【障害者水泳 指導者養成研修】共泳・インクルーシブプール④
■冷たいプールと温かいプール
あるプールで障害児たちを指導していて終わったときのことです。
プールの監視員さんが、
「お疲れ様でした。寒いでしょう。少し泳いでいってください。」と声をかけてくれました。
介護者は自分のために泳ぐことはできませんので、ぼくたちはいつも寒いのです。
そういう事情をこの監視員はよくご存じなのでしょう。
あまりの温かいお誘いに感動しました。
そして、みんなで50mだけをゆっくり泳いで退水しました。
こういうプールは、障害者に優しいだけでなく、健常者にも優しいプールです。
一方、障害者や介護者につきまとって、細かく執拗に理不尽な注意を繰り返す監視員のいるプールもあります。

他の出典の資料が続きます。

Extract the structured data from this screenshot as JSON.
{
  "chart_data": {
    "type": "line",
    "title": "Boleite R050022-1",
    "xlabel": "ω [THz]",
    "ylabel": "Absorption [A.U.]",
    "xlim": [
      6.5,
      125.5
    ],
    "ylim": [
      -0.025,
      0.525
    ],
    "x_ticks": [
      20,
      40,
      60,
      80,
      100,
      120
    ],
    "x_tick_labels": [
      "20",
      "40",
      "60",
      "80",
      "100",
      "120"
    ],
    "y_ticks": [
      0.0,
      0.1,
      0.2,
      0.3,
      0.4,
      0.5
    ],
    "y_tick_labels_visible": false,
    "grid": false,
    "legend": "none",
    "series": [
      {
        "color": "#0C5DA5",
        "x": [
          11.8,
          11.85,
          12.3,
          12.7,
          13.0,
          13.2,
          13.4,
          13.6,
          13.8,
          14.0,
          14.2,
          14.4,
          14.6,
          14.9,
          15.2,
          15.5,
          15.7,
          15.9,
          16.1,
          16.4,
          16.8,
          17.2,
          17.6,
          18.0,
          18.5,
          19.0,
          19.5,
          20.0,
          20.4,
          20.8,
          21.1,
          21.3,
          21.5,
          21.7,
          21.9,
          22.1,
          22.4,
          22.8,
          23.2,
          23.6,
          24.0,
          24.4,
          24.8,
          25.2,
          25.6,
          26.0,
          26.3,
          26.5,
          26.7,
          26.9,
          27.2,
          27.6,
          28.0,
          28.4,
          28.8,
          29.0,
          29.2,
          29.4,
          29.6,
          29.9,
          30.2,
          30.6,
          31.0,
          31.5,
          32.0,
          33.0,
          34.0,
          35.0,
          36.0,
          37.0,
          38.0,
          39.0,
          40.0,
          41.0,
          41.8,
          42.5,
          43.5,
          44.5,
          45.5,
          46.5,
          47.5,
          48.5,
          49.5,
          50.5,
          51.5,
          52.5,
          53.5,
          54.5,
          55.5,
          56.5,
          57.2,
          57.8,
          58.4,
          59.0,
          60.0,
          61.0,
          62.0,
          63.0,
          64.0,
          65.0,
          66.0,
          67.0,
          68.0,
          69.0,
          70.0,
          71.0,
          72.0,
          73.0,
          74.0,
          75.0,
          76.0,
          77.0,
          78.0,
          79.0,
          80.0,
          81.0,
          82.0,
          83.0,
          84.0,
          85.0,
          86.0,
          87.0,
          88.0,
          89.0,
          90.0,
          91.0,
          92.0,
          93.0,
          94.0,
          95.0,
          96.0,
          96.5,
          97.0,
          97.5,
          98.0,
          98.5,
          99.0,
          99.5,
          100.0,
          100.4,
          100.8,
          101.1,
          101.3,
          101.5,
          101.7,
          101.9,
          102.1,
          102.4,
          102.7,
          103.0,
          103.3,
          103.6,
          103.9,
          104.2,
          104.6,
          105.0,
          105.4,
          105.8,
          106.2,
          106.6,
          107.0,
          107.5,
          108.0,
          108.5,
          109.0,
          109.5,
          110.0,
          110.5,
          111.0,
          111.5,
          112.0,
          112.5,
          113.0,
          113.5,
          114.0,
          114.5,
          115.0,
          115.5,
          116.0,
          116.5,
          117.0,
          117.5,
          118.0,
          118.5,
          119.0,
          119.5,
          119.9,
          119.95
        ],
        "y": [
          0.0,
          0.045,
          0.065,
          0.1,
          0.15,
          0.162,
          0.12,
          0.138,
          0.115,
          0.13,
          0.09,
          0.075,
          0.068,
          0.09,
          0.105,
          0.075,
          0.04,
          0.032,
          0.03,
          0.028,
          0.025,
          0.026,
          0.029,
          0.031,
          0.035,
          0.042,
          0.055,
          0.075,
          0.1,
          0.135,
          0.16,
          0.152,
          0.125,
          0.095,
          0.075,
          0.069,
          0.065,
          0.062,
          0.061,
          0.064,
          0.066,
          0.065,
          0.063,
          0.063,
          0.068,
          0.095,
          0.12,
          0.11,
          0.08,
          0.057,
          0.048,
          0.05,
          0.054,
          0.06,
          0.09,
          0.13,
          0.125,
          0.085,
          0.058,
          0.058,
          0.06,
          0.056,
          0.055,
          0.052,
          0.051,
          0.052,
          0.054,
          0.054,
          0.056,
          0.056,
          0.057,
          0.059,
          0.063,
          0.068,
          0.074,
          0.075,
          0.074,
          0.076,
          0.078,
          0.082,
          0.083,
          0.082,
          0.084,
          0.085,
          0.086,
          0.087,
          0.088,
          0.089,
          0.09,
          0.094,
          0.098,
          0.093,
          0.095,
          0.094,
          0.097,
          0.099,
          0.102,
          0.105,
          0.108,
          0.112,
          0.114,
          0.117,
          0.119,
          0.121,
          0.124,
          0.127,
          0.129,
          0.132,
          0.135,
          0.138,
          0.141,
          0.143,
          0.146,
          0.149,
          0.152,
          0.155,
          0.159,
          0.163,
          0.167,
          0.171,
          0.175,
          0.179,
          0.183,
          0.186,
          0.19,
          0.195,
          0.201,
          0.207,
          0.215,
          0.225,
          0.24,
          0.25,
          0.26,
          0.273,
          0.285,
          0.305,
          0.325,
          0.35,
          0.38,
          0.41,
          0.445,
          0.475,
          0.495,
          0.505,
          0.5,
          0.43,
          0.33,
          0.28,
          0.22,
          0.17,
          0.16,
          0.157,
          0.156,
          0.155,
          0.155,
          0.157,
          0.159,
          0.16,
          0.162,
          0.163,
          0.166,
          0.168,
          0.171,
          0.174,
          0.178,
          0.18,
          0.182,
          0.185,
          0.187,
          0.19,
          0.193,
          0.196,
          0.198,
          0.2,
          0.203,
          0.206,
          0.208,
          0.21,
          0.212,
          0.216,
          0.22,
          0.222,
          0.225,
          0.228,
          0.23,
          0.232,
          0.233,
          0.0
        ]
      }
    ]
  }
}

こういうプールは障害者に冷たいだけでなく、他の市民のみなさんにも冷たいプールです。
どちらのプールが利用するお客さんにとっていいプールなのかは、みなさんはわかりますよね。
ところで、プールの良い、悪いはどこで決まるのでしようか?
それは、指定管理をしている会社で決まるのではありません。
そのプールの館長の資質で決まるのです。
ですから、館長が代わるとプールの雰囲気は、ガラリと変わります。
人柄のいい、頭のいい、プールに関する知識の豊富な人で、公正なリーダーシップのある人が館長になると、間違いなくそのプールは素晴らしいプールになります。
※プール・ボランティアでは、「障害者がプールに来た時に、どう対応していいのかわからない。」という企業やプールの指定管理者の声に応えて「障害者対応研修」というものを無料で開催しています。 【別紙参照】
この事業は引っ張りだこになり、おかげさまで名のあるプールの指定管理者はほとんど受講していただいています。ありがたいことです。
思うに、プールの管理者側と障害者とのトラブルの原因のほとんどは、管理者側の障害者への「無知」が原因であると考えられます。知らないだけなんですね。
■プール管理側の変化
最近は、プールを管理する側にも変化がみられるようになりました。
実に、面白い。
あるプールに行くと、ダウン症の女性が受付に座っていました。
あるプールに行くと、耳の聞こえない女性が監視員をしていました。
あるプールに行くと、ヨタヨタ歩く脳性マヒのお兄ちゃんが監視員をしていました。
あるプールに行くと片足のない男性が水泳のコーチをしていました。
あるプールに行くと、精神障害者手帳を持っている男性が働いていました。
研修などで訪れたプールのほとんどにLGBTQの人が働いていました。
将来、当施設の館長は車いす者です、っというようなことがあるかもしれません。
そうなったら実に、面白い。
そのプールのプール専用車いすは、いつもビシッと完璧に整備されているでしょうからね。
■20年後もそうですか?
プール・ボランティアの活動は障害者専用プールを使いません。
普通の市民プールで市民のみなさんと一緒に泳いでいます。
ノーマライゼーションの実践ということです。
どうして障害者は障害者専用プールで泳ぎ、一般市民は普通の市民プールで泳がなければいけないのでしょうか?
みんな一緒に泳げばいいのに。
20年前に障害者施設で働く偉い人に聞きました。
「こういう障害者しか入れない施設は全廃して、みんなで一緒にスポーツしたほうが効率的だし、お互いのためにいいんじゃないですか?」
「いやいや、岡崎君、まだまだそういう時代じゃないんだよ。まだまだこういう障害者だけの施設というのは必要とされているんだよ。」
「ふ~ん!」
20年経った今、彼に同じ質問をしたら、20年前と同じ答えが返ってきました。
おそらく、彼に20年後に同じ質問をしたら、また同じ返事が返ってくるのでしょう。
思うのですが、もうそんな時代じゃないのです。
障害者も健常者もみんな一緒に!
そういう時代は、もうとっくに来ているのです。
こういう意識改革は、障害者の施設で働くスタッフもそうですが、障害児の保護者にも必要なんじゃないかな?
イタリアは、法律で障害者も健常者もすべて同じにすると決められていますよ。